McQueen emphasized that an annual statewide assessment is required by state and federal law and that without it, the state would have a harder time monitoring the progress of vulnerable students.
“Historically, it has been the students from racial and ethnic minorities, economically disadvantaged students, students with disabilities, and English learners who have been most ignored and underserved by our schools when we have not had a statewide assessment that accurately measures student performance, or when we have not used the same measuring stick for all kids,” she wrote.
Hopson told Chalkbeat that McQueen’s letter was the first he had heard from the commissioner since their letter was sent. Joseph was not immediately available for comment on Monday.
The Aug. 3 letter from the two superintendents triggered a chain of responses. A group of civil rights leaders penned a letter last week urging the state to press on with standardized testing, while the school board of Knox County Schools voted to draft a letter expressing no confidence in the state Department of Education.
The state has struggled to administer TNReady cleanly since its failed online rollout in 2016, prompting McQueen to cancel most testing that year and fire its testing company. Except for scattered scoring problems, the next year went better under new vendor Questar and mostly paper-and-pencil testing materials.

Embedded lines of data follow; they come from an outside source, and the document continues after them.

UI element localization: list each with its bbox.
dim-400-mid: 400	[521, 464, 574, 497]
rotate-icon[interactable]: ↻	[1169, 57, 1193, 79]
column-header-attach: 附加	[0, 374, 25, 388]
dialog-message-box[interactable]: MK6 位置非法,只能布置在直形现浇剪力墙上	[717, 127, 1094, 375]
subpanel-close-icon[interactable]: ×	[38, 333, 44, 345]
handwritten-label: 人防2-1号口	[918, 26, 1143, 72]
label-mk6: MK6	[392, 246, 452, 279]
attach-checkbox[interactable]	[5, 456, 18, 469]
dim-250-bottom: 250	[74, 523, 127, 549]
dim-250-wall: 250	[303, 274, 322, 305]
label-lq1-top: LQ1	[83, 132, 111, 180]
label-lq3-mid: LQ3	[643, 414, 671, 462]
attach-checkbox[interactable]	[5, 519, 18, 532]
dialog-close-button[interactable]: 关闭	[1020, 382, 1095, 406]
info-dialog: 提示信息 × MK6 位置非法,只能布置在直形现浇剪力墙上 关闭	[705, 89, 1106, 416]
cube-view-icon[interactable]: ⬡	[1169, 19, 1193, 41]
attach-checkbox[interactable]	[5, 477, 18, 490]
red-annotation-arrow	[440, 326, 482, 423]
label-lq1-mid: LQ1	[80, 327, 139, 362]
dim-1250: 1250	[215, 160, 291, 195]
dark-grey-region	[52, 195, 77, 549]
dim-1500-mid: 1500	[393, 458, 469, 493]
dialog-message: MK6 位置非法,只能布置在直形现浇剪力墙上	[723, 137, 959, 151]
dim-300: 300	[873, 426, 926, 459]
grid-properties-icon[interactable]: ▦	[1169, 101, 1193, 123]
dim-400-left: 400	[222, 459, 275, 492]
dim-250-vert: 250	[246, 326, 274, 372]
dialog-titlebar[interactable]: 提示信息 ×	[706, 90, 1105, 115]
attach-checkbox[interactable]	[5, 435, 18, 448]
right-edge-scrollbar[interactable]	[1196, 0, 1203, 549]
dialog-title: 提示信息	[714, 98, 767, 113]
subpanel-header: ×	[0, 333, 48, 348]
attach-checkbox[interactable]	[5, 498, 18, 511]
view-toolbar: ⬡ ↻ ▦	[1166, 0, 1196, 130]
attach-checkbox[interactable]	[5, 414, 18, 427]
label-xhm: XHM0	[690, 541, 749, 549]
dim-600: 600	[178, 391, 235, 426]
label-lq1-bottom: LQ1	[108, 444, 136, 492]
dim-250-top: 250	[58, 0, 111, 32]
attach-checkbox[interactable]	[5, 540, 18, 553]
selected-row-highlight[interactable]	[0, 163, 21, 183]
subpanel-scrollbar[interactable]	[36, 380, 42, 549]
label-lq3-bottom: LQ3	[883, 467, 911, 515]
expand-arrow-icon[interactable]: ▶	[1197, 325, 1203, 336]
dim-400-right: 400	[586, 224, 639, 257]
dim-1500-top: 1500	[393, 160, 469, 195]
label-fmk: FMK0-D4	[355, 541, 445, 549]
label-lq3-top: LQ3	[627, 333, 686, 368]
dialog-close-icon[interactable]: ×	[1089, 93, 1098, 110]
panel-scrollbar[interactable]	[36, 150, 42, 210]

But this spring, the return to computerized exams for older students was fraught with disruptions and spurred the Legislature to order that the results not be used against students or teachers.
For the upcoming school year, the state has hired an additional testing company to assist Questar, and McQueen has slowed the switch to computerized exams so that only high school students will test online. In addition, the state Department of Education has recruited 37 teachers and testing coordinators to become TNReady ambassadors, tasked with offering on-the-ground feedback and advice to the state and its vendors to improve the testing experience.
“It is important to note that Tennessee educators have been engaged extensively in the development of TNReady,” McQueen wrote in her Aug. 13 letter. “Tennessee teachers help to write questions, design the test, edit questions and forms, and review and finalize our state assessment.”
McQueen also addressed part of the superintendents’ letter that said districts spent “tens of millions of dollars” investing in new technology to prepare for online testing that didn’t work. Both Hopson and Joseph’s districts are suing the state over the adequacy of education funding.
McQueen said the state’s expectation was that technology would not be purchased “simply to take a test” and that there was no need for special technology to take TNReady.
“To suggest that an investment in technology is limited to online testing shows a misunderstanding of the increasing role of technology in education and undervalues the great work many of your teachers have done to enhance their teaching through technology,” she wrote.